Second, you can’t add the two parties’ polling numbers together and automatically assume that would be the level of support for a combined alternative. Some B.C. United voters would never vote for the B.C. Conservatives and vice-versa.

While the two parties share some policies there are critical differences between them that no amount of backroom work by political fixers will eliminate. The B.C. Conservatives are far more “socially conservative” than B.C. United.

Falcon seized on this point in talking to the media last week. Shortly after admitting his party executive had made “exploratory” overtures to the B.C. Conservative executive, he told the media about the main stumbling block to any kind of agreement between the two parties.
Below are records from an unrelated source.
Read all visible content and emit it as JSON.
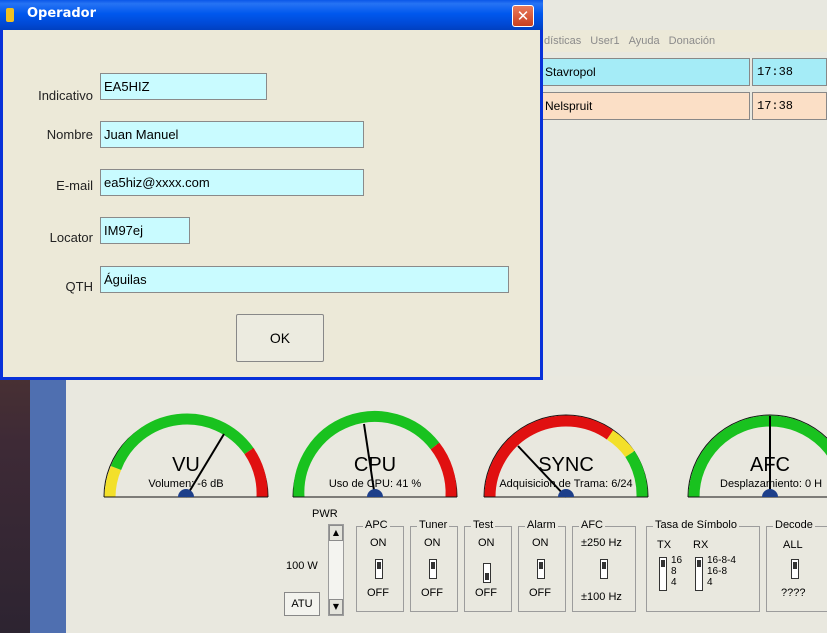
{
  "dialog": {
    "title": "Operador",
    "close_glyph": "✕",
    "fields": {
      "indicativo": {
        "label": "Indicativo",
        "value": "EA5HIZ"
      },
      "nombre": {
        "label": "Nombre",
        "value": "Juan Manuel"
      },
      "email": {
        "label": "E-mail",
        "value": "ea5hiz@xxxx.com"
      },
      "locator": {
        "label": "Locator",
        "value": "IM97ej"
      },
      "qth": {
        "label": "QTH",
        "value": "Águilas"
      }
    },
    "ok_label": "OK"
  },
  "app": {
    "menu": [
      "dísticas",
      "User1",
      "Ayuda",
      "Donación"
    ],
    "rows": [
      {
        "name": "Stavropol",
        "time": "17:38",
        "color": "#a5ecf7"
      },
      {
        "name": "Nelspruit",
        "time": "17:38",
        "color": "#fbdfc6"
      }
    ],
    "gauges": {
      "vu": {
        "title": "VU",
        "caption": "Volumen: -6 dB"
      },
      "cpu": {
        "title": "CPU",
        "caption": "Uso de CPU: 41 %"
      },
      "sync": {
        "title": "SYNC",
        "caption": "Adquisicion de Trama: 6/24"
      },
      "afc": {
        "title": "AFC",
        "caption": "Desplazamiento: 0 H"
      }
    },
    "controls": {
      "pwr_label": "PWR",
      "power_value": "100 W",
      "atu_label": "ATU",
      "apc": {
        "title": "APC",
        "on": "ON",
        "off": "OFF"
      },
      "tuner": {
        "title": "Tuner",
        "on": "ON",
        "off": "OFF"
      },
      "test": {
        "title": "Test",
        "on": "ON",
        "off": "OFF"
      },
      "alarm": {
        "title": "Alarm",
        "on": "ON",
        "off": "OFF"
      },
      "afc": {
        "title": "AFC",
        "on": "±250 Hz",
        "off": "±100 Hz"
      },
      "simbolo": {
        "title": "Tasa de Símbolo",
        "tx": "TX",
        "rx": "RX",
        "tx_16": "16",
        "tx_8": "8",
        "tx_4": "4",
        "rx_1684": "16-8-4",
        "rx_168": "16-8",
        "rx_4": "4"
      },
      "decode": {
        "title": "Decode",
        "on": "ALL",
        "off": "????"
      }
    }
  },
  "colors": {
    "titlebar": "#0058ee",
    "input_bg": "#c9fbff",
    "gauge_green": "#19c21f",
    "gauge_red": "#e01010",
    "gauge_yellow": "#f3e02a"
  }
}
“I can’t merge with a party that has candidates that equate vaccines to Nazism and Apartheid,” he told reporters. He was presumably referring to candidates like Damon Scrase, the B.C. Conservative Party candidate in the Courtenay-Comox riding, who has posted dozens of social media comments that equate vaccines to Nazism and Apartheid (as well as a host of other far-right comments).

There is also the matter of electoral math. The NDP won 49 ridings in the 2020 election with at least 45 per cent of the vote in each of them and it won 36 ridings by at least the same margin in the 2017 election. Of the six new seats appearing in the next election, at least three of them are in NDP strongholds, putting the party in a very strong position in more than 50 seats, barring a hemorrhage in voter support (47 seats are required for a majority government).

Then there is the Green Party (remember it?).

It receives about 10-20 per cent of the vote in many Metro and Island ridings (it finished second to the NDP in a dozen ridings in 2020). That could mean that the combined B.C. United/B.C. Conservative support might not even exceed 40 per cent in many ridings, thus rendering a proposed merger somewhat pointless.

A wiser and potentially more effective move by Falcon and B.C. United is to aim their sights on the B.C. Conservatives with an eye to driving down that party’s support rather than cozying up to the much more right-wing entity.

Fighting a two-front war has its risks but given B.C. United’s beleaguered situation it may be the only choice for the party.

Keith Baldrey is chief political reporter for Global BC.